David Morse (1826-1859)

Updated: Aug 22, 2021





David Morse was born in 1826 in Walpole, the third child of David Morse (1787-1852) and Nancy Gay Morse (1787-1849). His father, David, was the proprietor of the then well-known tavern, store, and post office in East Walpole. In 1848, at the age of 22, David married Sarah Sumner (1826-1849), the 21-year-old daughter of Moses and Catharine Gay Sumner. Sarah Sumner Morse died the following year on November 11, 1849. In November, 1852, David married Mercy M. Bates, the daughter of Capt. Thomas Bates, of Kingston, Plymouth, Massachusetts.


In 1853, Morse purchased land on Walpole Street from Samuel E. Pond and Isaiah Merrifield. David immediately sold half the land, including water rights to a spring on his property, to his brother, Anson.

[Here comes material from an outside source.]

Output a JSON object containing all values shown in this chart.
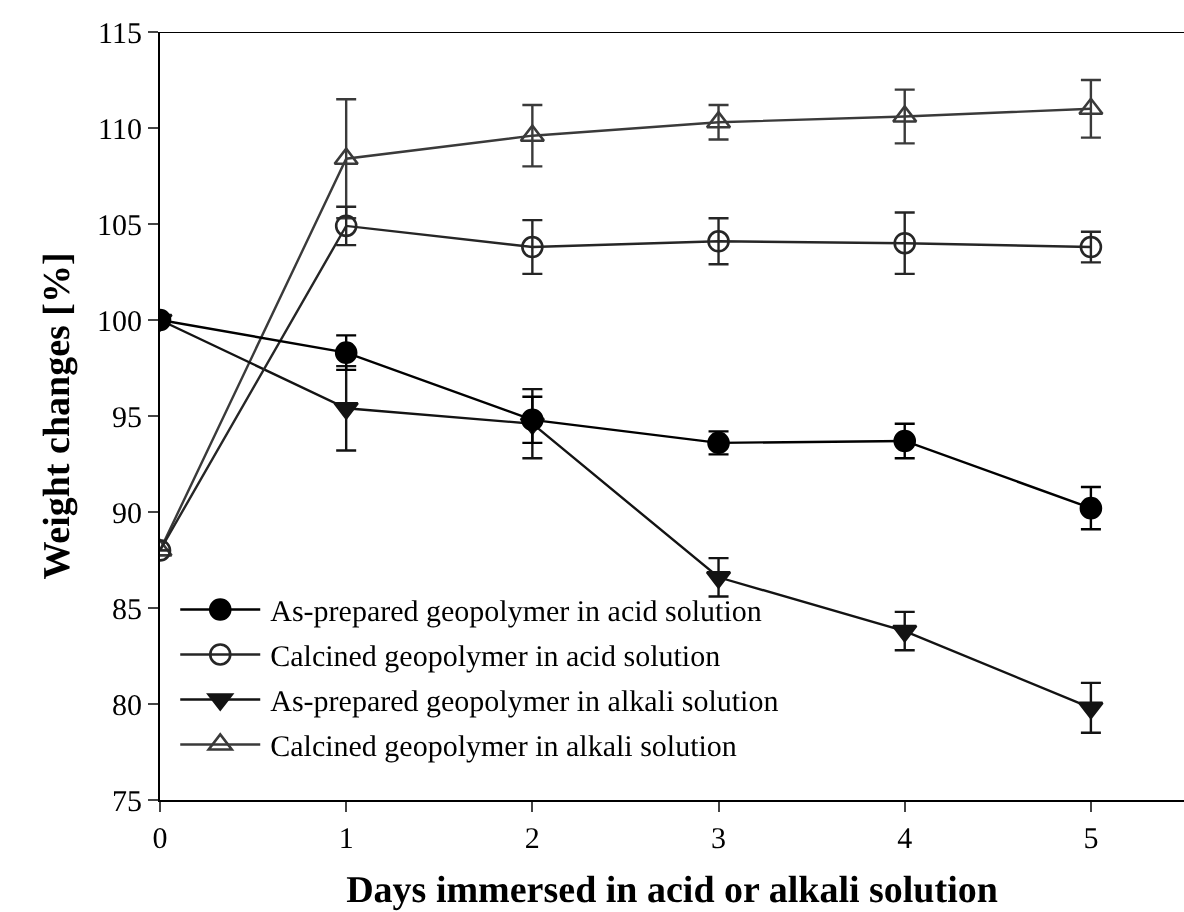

Morse raised his house on Walpole Street in the fall of 1856. A year earlier, he had begun working at W. W. Everett & Company furniture makers. That business was owned in part by his brother-in-law, Willard Everett, who had married David’s older sister, Sarah Morse, on November 28, 1844.

W. W. Everett & Company furniture makers



David and Mercy Morse moved into their Walpole Street home on April 29, 1857. In November of that year, brother-in-law Willard Everett died of typhoid fever, leaving Sarah Morse Everett a widow at 35.

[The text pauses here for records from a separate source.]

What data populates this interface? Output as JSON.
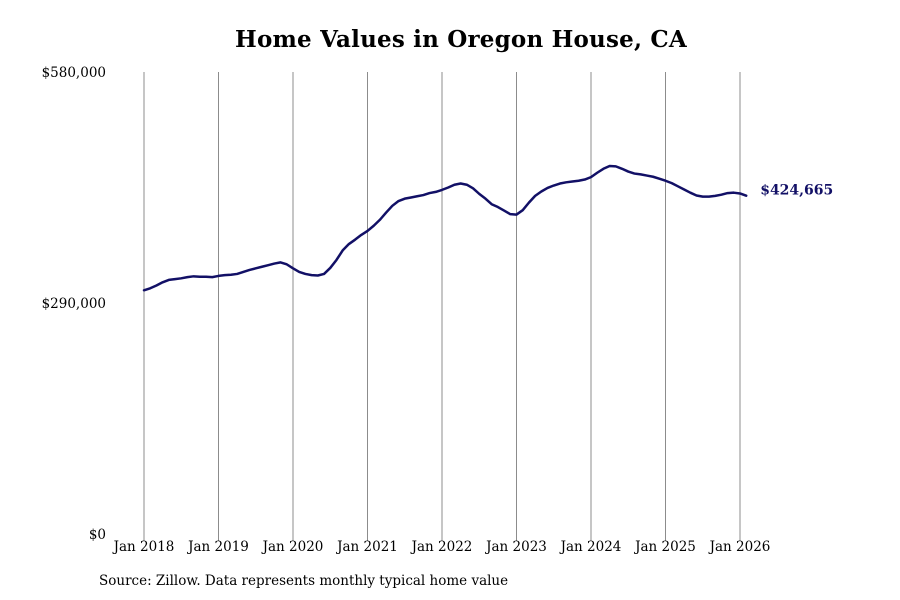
{
  "source_note": "Source: Zillow. Data represents monthly typical home value",
  "colors": {
    "line": "#121066",
    "gridline": "#8c8c8c",
    "end_label": "#121066"
  },
  "chart_data": {
    "type": "line",
    "title": "Home Values in Oregon House, CA",
    "xlabel": "",
    "ylabel": "",
    "x_ticks": [
      "Jan 2018",
      "Jan 2019",
      "Jan 2020",
      "Jan 2021",
      "Jan 2022",
      "Jan 2023",
      "Jan 2024",
      "Jan 2025",
      "Jan 2026"
    ],
    "y_ticks": [
      "$0",
      "$290,000",
      "$580,000"
    ],
    "y_tick_values": [
      0,
      290000,
      580000
    ],
    "ylim": [
      0,
      580000
    ],
    "grid": "vertical lines at each January",
    "end_label": "$424,665",
    "series": [
      {
        "points": [
          [
            "2018-01",
            306000
          ],
          [
            "2018-02",
            308500
          ],
          [
            "2018-03",
            312000
          ],
          [
            "2018-04",
            316000
          ],
          [
            "2018-05",
            319000
          ],
          [
            "2018-06",
            320000
          ],
          [
            "2018-07",
            321000
          ],
          [
            "2018-08",
            322500
          ],
          [
            "2018-09",
            323500
          ],
          [
            "2018-10",
            323000
          ],
          [
            "2018-11",
            323000
          ],
          [
            "2018-12",
            322500
          ],
          [
            "2019-01",
            324000
          ],
          [
            "2019-02",
            325000
          ],
          [
            "2019-03",
            325500
          ],
          [
            "2019-04",
            326500
          ],
          [
            "2019-05",
            329000
          ],
          [
            "2019-06",
            331500
          ],
          [
            "2019-07",
            333500
          ],
          [
            "2019-08",
            335500
          ],
          [
            "2019-09",
            337500
          ],
          [
            "2019-10",
            339500
          ],
          [
            "2019-11",
            341000
          ],
          [
            "2019-12",
            338500
          ],
          [
            "2020-01",
            333500
          ],
          [
            "2020-02",
            329000
          ],
          [
            "2020-03",
            326500
          ],
          [
            "2020-04",
            325000
          ],
          [
            "2020-05",
            324500
          ],
          [
            "2020-06",
            326500
          ],
          [
            "2020-07",
            334000
          ],
          [
            "2020-08",
            344000
          ],
          [
            "2020-09",
            356000
          ],
          [
            "2020-10",
            364000
          ],
          [
            "2020-11",
            369500
          ],
          [
            "2020-12",
            375500
          ],
          [
            "2021-01",
            380500
          ],
          [
            "2021-02",
            387000
          ],
          [
            "2021-03",
            394500
          ],
          [
            "2021-04",
            403500
          ],
          [
            "2021-05",
            412000
          ],
          [
            "2021-06",
            418000
          ],
          [
            "2021-07",
            421000
          ],
          [
            "2021-08",
            422500
          ],
          [
            "2021-09",
            424000
          ],
          [
            "2021-10",
            425500
          ],
          [
            "2021-11",
            428000
          ],
          [
            "2021-12",
            429500
          ],
          [
            "2022-01",
            432000
          ],
          [
            "2022-02",
            435000
          ],
          [
            "2022-03",
            438500
          ],
          [
            "2022-04",
            440000
          ],
          [
            "2022-05",
            438500
          ],
          [
            "2022-06",
            434000
          ],
          [
            "2022-07",
            427000
          ],
          [
            "2022-08",
            421000
          ],
          [
            "2022-09",
            414000
          ],
          [
            "2022-10",
            410500
          ],
          [
            "2022-11",
            406000
          ],
          [
            "2022-12",
            401500
          ],
          [
            "2023-01",
            401000
          ],
          [
            "2023-02",
            406500
          ],
          [
            "2023-03",
            416000
          ],
          [
            "2023-04",
            424500
          ],
          [
            "2023-05",
            430000
          ],
          [
            "2023-06",
            434500
          ],
          [
            "2023-07",
            437500
          ],
          [
            "2023-08",
            440000
          ],
          [
            "2023-09",
            441500
          ],
          [
            "2023-10",
            442500
          ],
          [
            "2023-11",
            443500
          ],
          [
            "2023-12",
            445000
          ],
          [
            "2024-01",
            448000
          ],
          [
            "2024-02",
            453500
          ],
          [
            "2024-03",
            458500
          ],
          [
            "2024-04",
            462000
          ],
          [
            "2024-05",
            461500
          ],
          [
            "2024-06",
            458500
          ],
          [
            "2024-07",
            455000
          ],
          [
            "2024-08",
            452500
          ],
          [
            "2024-09",
            451500
          ],
          [
            "2024-10",
            450000
          ],
          [
            "2024-11",
            448500
          ],
          [
            "2024-12",
            446000
          ],
          [
            "2025-01",
            443500
          ],
          [
            "2025-02",
            440500
          ],
          [
            "2025-03",
            436500
          ],
          [
            "2025-04",
            432500
          ],
          [
            "2025-05",
            428500
          ],
          [
            "2025-06",
            425000
          ],
          [
            "2025-07",
            423500
          ],
          [
            "2025-08",
            423500
          ],
          [
            "2025-09",
            424500
          ],
          [
            "2025-10",
            426000
          ],
          [
            "2025-11",
            428000
          ],
          [
            "2025-12",
            428500
          ],
          [
            "2026-01",
            427500
          ],
          [
            "2026-02",
            424665
          ]
        ]
      }
    ]
  }
}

Two years later, on April 10, 1859, David Morse died of consumption at the age of 32. His funeral was well attended with a large contingent from the Sons of Temperance and many men from the Everett Mill. He was interred in Old Parish Cemetery along with his first wife, Sarah, in the Sumner family lot. Mercy Bates Morse, David’s widow, apparently returned to her father’s home; she remarried in May, 1866, to one Martin Sampson. Mercy Bates Morse Sampson died in 1898 in Boston.


According to family records, David Morse’s furniture and household goods were sold at auction. On May 3, 1859, Sarah Morse Everett moved into the house she had purchased from her brother, David, a few months before his death. Sarah Morse Everett lived in the home at 143 Walpole Street until her own death in 1916. At that time, Sarah, at 94, was the oldest person in town. She is interred in Highland Cemetery.